The torch used: the Fenix TK11

We have selected the Fenix TK11 for this test. It can be used both with CR123A batteries and a 18650 accumulator. It has an average light output of 258 Lumen and therefore no extreme stress on the accumulators should be expected.

The graph clearly demonstrates that there are significant differences between the life of the various batteries and accumulators. The life varies from more than 1 hour for the RCR123A accumulators with a capacity of 750 mAh to more than 3.5 hours for the Eden 3400 mAh 18650 accumulator.
The small fluctuations in brightness stay within 2 to 3 percent and fall within the measuring accuracy.

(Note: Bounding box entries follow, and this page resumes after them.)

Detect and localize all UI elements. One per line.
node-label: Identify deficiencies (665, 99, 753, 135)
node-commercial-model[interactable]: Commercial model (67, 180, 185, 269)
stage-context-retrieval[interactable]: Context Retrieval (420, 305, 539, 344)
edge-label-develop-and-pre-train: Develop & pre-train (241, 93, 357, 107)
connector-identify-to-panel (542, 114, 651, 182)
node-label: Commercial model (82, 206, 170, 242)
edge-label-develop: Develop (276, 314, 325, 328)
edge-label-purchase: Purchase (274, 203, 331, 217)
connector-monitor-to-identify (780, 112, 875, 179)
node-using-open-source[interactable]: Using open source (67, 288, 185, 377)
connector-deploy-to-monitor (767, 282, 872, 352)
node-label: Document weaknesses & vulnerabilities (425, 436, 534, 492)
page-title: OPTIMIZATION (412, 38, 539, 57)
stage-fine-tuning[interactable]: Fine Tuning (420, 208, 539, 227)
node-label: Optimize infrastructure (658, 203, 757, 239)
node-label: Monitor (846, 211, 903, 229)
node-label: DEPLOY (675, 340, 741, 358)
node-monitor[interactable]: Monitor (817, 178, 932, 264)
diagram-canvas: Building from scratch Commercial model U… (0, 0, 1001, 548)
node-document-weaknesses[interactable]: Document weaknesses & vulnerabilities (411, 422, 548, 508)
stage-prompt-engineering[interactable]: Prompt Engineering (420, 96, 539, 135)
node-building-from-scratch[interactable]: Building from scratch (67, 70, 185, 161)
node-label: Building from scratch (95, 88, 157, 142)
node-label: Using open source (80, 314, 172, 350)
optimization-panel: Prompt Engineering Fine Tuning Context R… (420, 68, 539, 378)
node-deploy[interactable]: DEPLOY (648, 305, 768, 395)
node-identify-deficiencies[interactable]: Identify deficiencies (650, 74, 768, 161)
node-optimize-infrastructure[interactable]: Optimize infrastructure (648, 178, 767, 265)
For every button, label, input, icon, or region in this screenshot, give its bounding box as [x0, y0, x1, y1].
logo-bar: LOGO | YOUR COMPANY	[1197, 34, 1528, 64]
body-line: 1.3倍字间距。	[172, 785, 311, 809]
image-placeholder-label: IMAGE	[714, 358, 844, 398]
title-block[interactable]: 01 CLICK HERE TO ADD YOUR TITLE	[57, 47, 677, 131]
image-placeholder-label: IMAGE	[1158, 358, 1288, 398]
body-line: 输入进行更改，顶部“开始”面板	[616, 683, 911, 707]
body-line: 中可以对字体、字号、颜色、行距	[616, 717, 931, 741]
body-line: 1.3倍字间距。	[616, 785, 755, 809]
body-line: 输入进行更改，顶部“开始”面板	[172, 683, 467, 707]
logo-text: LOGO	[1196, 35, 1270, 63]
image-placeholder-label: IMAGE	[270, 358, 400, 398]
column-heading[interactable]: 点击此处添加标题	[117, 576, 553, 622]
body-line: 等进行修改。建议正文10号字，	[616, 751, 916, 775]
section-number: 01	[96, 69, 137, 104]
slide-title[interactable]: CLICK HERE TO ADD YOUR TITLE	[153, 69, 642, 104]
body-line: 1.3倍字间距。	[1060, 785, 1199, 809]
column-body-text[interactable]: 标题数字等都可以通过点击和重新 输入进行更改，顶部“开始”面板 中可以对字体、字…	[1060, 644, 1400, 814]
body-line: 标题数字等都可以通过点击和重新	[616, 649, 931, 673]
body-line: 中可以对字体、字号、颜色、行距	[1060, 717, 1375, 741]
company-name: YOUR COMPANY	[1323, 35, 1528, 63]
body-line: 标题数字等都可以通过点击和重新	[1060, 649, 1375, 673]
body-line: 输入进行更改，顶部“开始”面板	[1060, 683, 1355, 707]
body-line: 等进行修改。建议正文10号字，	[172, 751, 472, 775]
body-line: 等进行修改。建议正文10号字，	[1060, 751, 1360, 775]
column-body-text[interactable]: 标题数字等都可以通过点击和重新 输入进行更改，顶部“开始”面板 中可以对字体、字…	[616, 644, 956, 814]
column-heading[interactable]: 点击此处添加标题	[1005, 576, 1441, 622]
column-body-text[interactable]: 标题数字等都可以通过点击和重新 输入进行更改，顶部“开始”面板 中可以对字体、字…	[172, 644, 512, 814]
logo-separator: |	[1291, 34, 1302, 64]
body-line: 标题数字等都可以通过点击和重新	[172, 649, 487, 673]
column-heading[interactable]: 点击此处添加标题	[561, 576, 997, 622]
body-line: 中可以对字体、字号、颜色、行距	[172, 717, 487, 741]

The measured temperature varies (after heating of the lamp) between 38 and 42 degrees Celsius. We think there is no relevant conclusion to be drawn from this. That's why the temperature is not included in the graph.

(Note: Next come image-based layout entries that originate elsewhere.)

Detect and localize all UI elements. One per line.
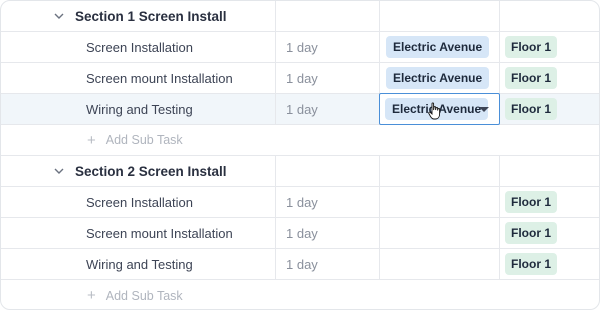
task-name-cell[interactable]: Screen mount Installation	[1, 63, 276, 93]
task-name-cell[interactable]: Wiring and Testing	[1, 249, 276, 279]
duration-cell[interactable]: 1 day	[276, 94, 380, 124]
floor-tag: Floor 1	[505, 67, 558, 89]
table-row[interactable]: Screen mount Installation 1 day Floor 1	[1, 218, 599, 249]
add-subtask-button[interactable]: + Add Sub Task	[1, 125, 183, 155]
task-name: Wiring and Testing	[86, 256, 193, 272]
task-table: Section 1 Screen Install Screen Installa…	[0, 0, 600, 310]
table-row[interactable]: Wiring and Testing 1 day Floor 1	[1, 249, 599, 280]
chevron-down-icon[interactable]	[53, 10, 65, 22]
table-row[interactable]: Wiring and Testing 1 day Electric Avenue…	[1, 93, 599, 125]
location-tag: Electric Avenue	[386, 67, 490, 89]
duration-cell[interactable]: 1 day	[276, 249, 380, 279]
floor-cell[interactable]: Floor 1	[500, 187, 599, 217]
location-cell[interactable]: Electric Avenue	[380, 32, 500, 62]
section-name-cell: Section 1 Screen Install	[1, 1, 276, 31]
task-name-cell[interactable]: Screen mount Installation	[1, 218, 276, 248]
table-row[interactable]: Screen mount Installation 1 day Electric…	[1, 63, 599, 94]
floor-cell[interactable]: Floor 1	[500, 94, 599, 124]
add-subtask-row[interactable]: + Add Sub Task	[1, 125, 599, 156]
add-subtask-label: Add Sub Task	[105, 288, 183, 303]
task-name: Screen Installation	[86, 194, 193, 210]
location-cell[interactable]	[380, 249, 500, 279]
location-cell[interactable]: Electric Avenue	[380, 63, 500, 93]
location-cell[interactable]: Electric Avenue	[379, 93, 500, 125]
location-cell[interactable]	[380, 218, 500, 248]
add-subtask-row[interactable]: + Add Sub Task	[1, 280, 599, 309]
plus-icon: +	[87, 287, 96, 304]
floor-cell[interactable]: Floor 1	[500, 218, 599, 248]
floor-cell[interactable]: Floor 1	[500, 32, 599, 62]
location-cell[interactable]	[380, 187, 500, 217]
floor-cell[interactable]: Floor 1	[500, 249, 599, 279]
task-name-cell[interactable]: Screen Installation	[1, 32, 276, 62]
add-subtask-button[interactable]: + Add Sub Task	[1, 280, 183, 309]
table-row[interactable]: Screen Installation 1 day Electric Avenu…	[1, 32, 599, 63]
task-name: Screen Installation	[86, 39, 193, 55]
caret-down-icon[interactable]	[479, 107, 489, 112]
floor-tag: Floor 1	[505, 222, 558, 244]
floor-tag: Floor 1	[505, 36, 558, 58]
floor-cell	[500, 156, 599, 186]
section-title: Section 2 Screen Install	[75, 163, 227, 179]
location-cell	[380, 156, 500, 186]
task-name: Wiring and Testing	[86, 101, 193, 117]
table-row[interactable]: Screen Installation 1 day Floor 1	[1, 187, 599, 218]
duration-cell[interactable]: 1 day	[276, 63, 380, 93]
floor-cell	[500, 1, 599, 31]
duration-cell[interactable]: 1 day	[276, 187, 380, 217]
floor-cell[interactable]: Floor 1	[500, 63, 599, 93]
hand-cursor-icon	[428, 102, 442, 123]
location-cell	[380, 1, 500, 31]
task-name: Screen mount Installation	[86, 225, 233, 241]
section-row[interactable]: Section 2 Screen Install	[1, 156, 599, 187]
section-row[interactable]: Section 1 Screen Install	[1, 1, 599, 32]
duration-cell[interactable]: 1 day	[276, 32, 380, 62]
add-subtask-label: Add Sub Task	[105, 133, 183, 147]
task-name-cell[interactable]: Wiring and Testing	[1, 94, 276, 124]
floor-tag: Floor 1	[505, 98, 558, 120]
task-name-cell[interactable]: Screen Installation	[1, 187, 276, 217]
section-name-cell: Section 2 Screen Install	[1, 156, 276, 186]
plus-icon: +	[87, 131, 96, 149]
duration-cell[interactable]: 1 day	[276, 218, 380, 248]
location-select[interactable]: Electric Avenue	[379, 93, 500, 125]
floor-tag: Floor 1	[505, 191, 558, 213]
chevron-down-icon[interactable]	[53, 165, 65, 177]
section-title: Section 1 Screen Install	[75, 8, 227, 24]
duration-cell	[276, 1, 380, 31]
floor-tag: Floor 1	[505, 253, 558, 275]
location-tag: Electric Avenue	[386, 36, 490, 58]
task-name: Screen mount Installation	[86, 70, 233, 86]
duration-cell	[276, 156, 380, 186]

However it is visible that the indicated capacity cannot be directly calculated in terms of life. You could expect that (based on the same lamp). Apparently the definition of the capacity by the manufacturer differs considerably.

Conclusion

  • The smaller CR123A batteries are only recommended for occasional use. For more intensive use than fifteen minutes a week, it already is cheaper to switch to a 18650 accumulator (based on a life of 3 years of a 18650 accumulator and including the purchase of a charger that usually lasts longer than 3 years).
  • For intensive use the high capacity of the Eden 18650 3400 mAh is recommended for its long life.
  • For less intensive use (think less than 2 hours) a 18650 accumulator with a smaller capacity like the Eden 2600 mAh should be considered to save costs because extra charging is no problem with these accumulators.